I am trying to create program that cluster documents using hierarchical agglomerative clustering, and the output of the program depends on cutting the dendrogram at such a level that I get maximum purity.
So following is the algorithm I am working on right now.
Create dedrogram for the documents in the dataset
purity = 0
final_clusters
for all the levels, lvl, in the dendrogram
clusters = cut dendrogram at lvl
new_purity = calculate_purity_of(clusters)
if new_purity > purity
purity = new_purity
final_clusters = clusters
according to this algorithm I get the clusters at which the purity calculated is highest at all the levels.

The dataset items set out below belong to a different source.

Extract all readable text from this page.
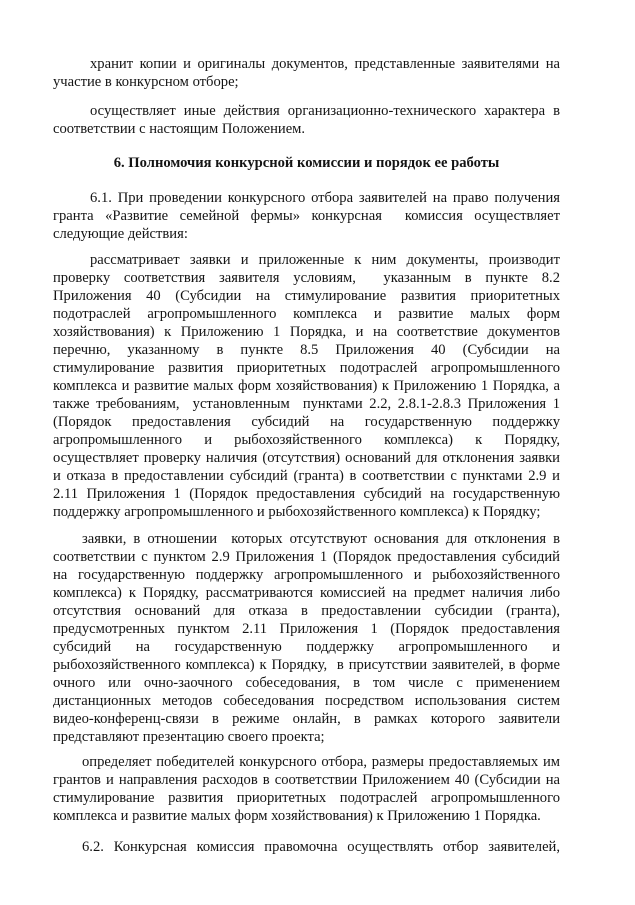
хранит копии и оригиналы документов, представленные заявителями на
участие в конкурсном отборе;
осуществляет иные действия организационно-технического характера в
соответствии с настоящим Положением.
6. Полномочия конкурсной комиссии и порядок ее работы
6.1. При проведении конкурсного отбора заявителей на право получения
гранта «Развитие семейной фермы» конкурсная  комиссия осуществляет
следующие действия:
рассматривает заявки и приложенные к ним документы, производит
проверку соответствия заявителя условиям,  указанным в пункте 8.2
Приложения 40 (Субсидии на стимулирование развития приоритетных
подотраслей агропромышленного комплекса и развитие малых форм
хозяйствования) к Приложению 1 Порядка, и на соответствие документов
перечню, указанному в пункте 8.5 Приложения 40 (Субсидии на
стимулирование развития приоритетных подотраслей агропромышленного
комплекса и развитие малых форм хозяйствования) к Приложению 1 Порядка, а
также требованиям,  установленным  пунктами 2.2, 2.8.1-2.8.3 Приложения 1
(Порядок предоставления субсидий на государственную поддержку
агропромышленного и рыбохозяйственного комплекса) к Порядку,
осуществляет проверку наличия (отсутствия) оснований для отклонения заявки
и отказа в предоставлении субсидий (гранта) в соответствии с пунктами 2.9 и
2.11 Приложения 1 (Порядок предоставления субсидий на государственную
поддержку агропромышленного и рыбохозяйственного комплекса) к Порядку;
заявки, в отношении  которых отсутствуют основания для отклонения в
соответствии с пунктом 2.9 Приложения 1 (Порядок предоставления субсидий
на государственную поддержку агропромышленного и рыбохозяйственного
комплекса) к Порядку, рассматриваются комиссией на предмет наличия либо
отсутствия оснований для отказа в предоставлении субсидии (гранта),
предусмотренных пунктом 2.11 Приложения 1 (Порядок предоставления
субсидий на государственную поддержку агропромышленного и
рыбохозяйственного комплекса) к Порядку,  в присутствии заявителей, в форме
очного или очно-заочного собеседования, в том числе с применением
дистанционных методов собеседования посредством использования систем
видео-конференц-связи в режиме онлайн, в рамках которого заявители
представляют презентацию своего проекта;
определяет победителей конкурсного отбора, размеры предоставляемых им
грантов и направления расходов в соответствии Приложением 40 (Субсидии на
стимулирование развития приоритетных подотраслей агропромышленного
комплекса и развитие малых форм хозяйствования) к Приложению 1 Порядка.
6.2. Конкурсная комиссия правомочна осуществлять отбор заявителей,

The problem is, when I cut the dendrogram at lowest level, every cluster contains only one document, which means it is 100% pure, therefore average purity of clusters is 1.0. But this is not the desired output. What I want is proper grouping of documents. Am I doing something wrong?

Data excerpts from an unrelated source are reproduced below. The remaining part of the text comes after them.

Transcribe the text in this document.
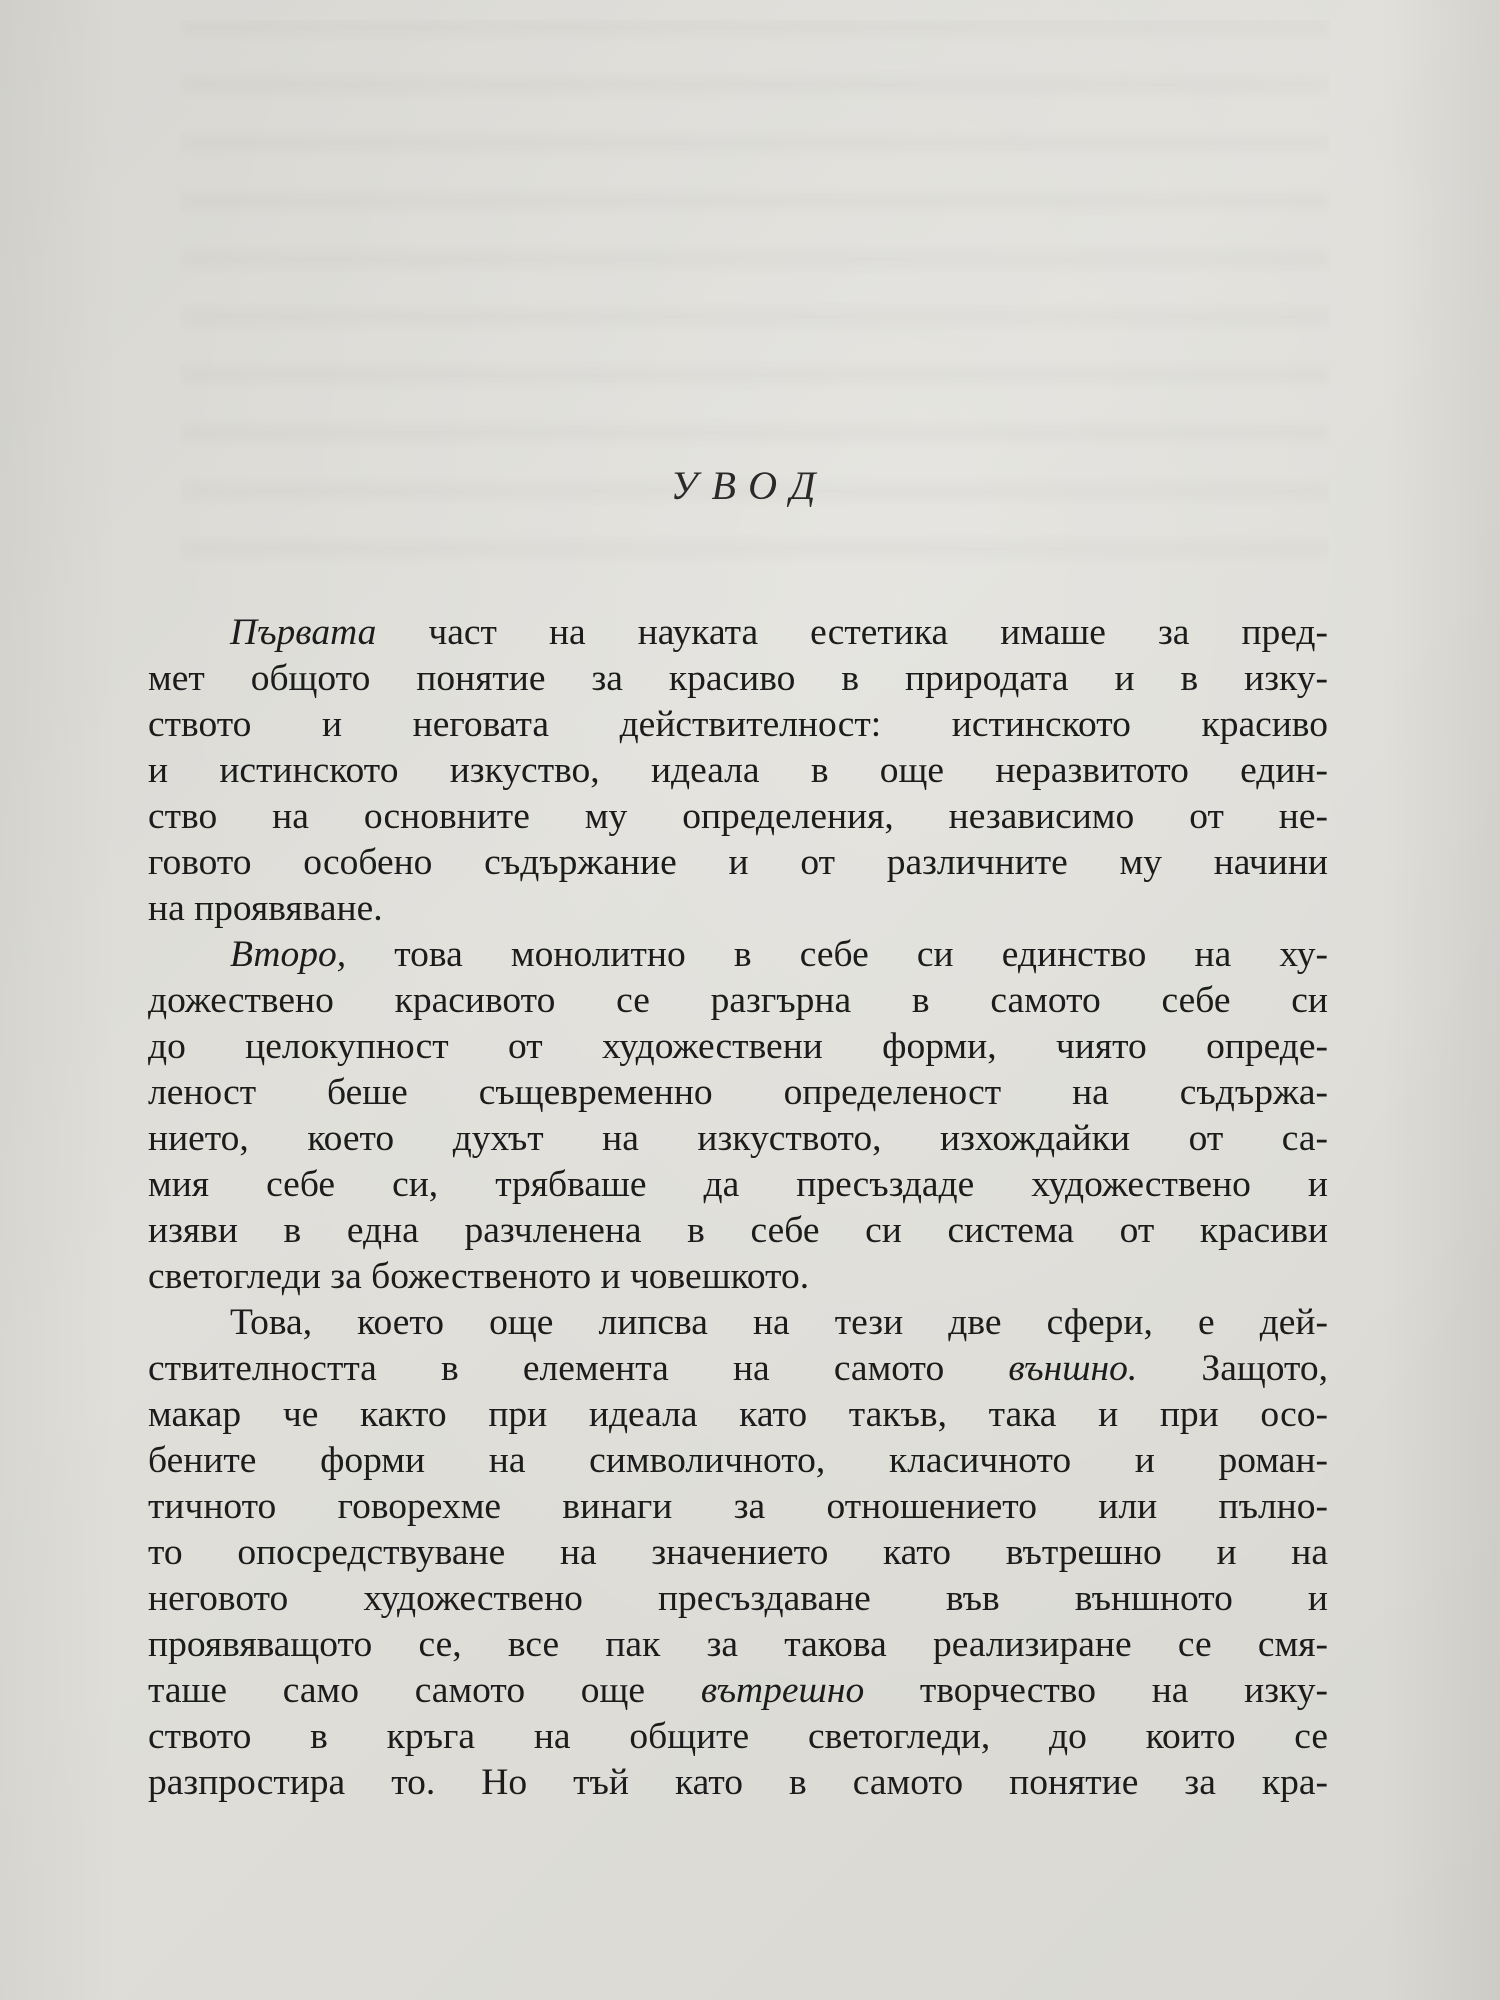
УВОД
Първата част на науката естетика имаше за пред-
мет общото понятие за красиво в природата и в изку-
ството и неговата действителност: истинското красиво
и истинското изкуство, идеала в още неразвитото един-
ство на основните му определения, независимо от не-
говото особено съдържание и от различните му начини
на проявяване.
Второ, това монолитно в себе си единство на ху-
дожествено красивото се разгърна в самото себе си
до целокупност от художествени форми, чиято опреде-
леност беше същевременно определеност на съдържа-
нието, което духът на изкуството, изхождайки от са-
мия себе си, трябваше да пресъздаде художествено и
изяви в една разчленена в себе си система от красиви
светогледи за божественото и човешкото.
Това, което още липсва на тези две сфери, е дей-
ствителността в елемента на самото външно. Защото,
макар че както при идеала като такъв, така и при осо-
бените форми на символичното, класичното и роман-
тичното говорехме винаги за отношението или пълно-
то опосредствуване на значението като вътрешно и на
неговото художествено пресъздаване във външното и
проявяващото се, все пак за такова реализиране се смя-
таше само самото още вътрешно творчество на изку-
ството в кръга на общите светогледи, до които се
разпростира то. Но тъй като в самото понятие за кра-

You are using a too simple measure.
Yes, the "optimal" solution with respect to purity is to only merge duplicate objects, so that each cluster remains pure by definition.
This is why optimizing a mathematical criterion often isn't the right approach to tackle a real data problem. Instead, you need to ask yourself the question: "what would be an interesting result", where interesting is not the same as optimal in a mathematical sense.
Sorry that I cannot give you a better answer - but I don't have your data.
IMHO, any abstract mathematical approach will suffer from the same fate. You need to have your data and user needs specify what to cluster, not some statistical number; so don't look in mathematics for the answer, but look at your data and your user needs.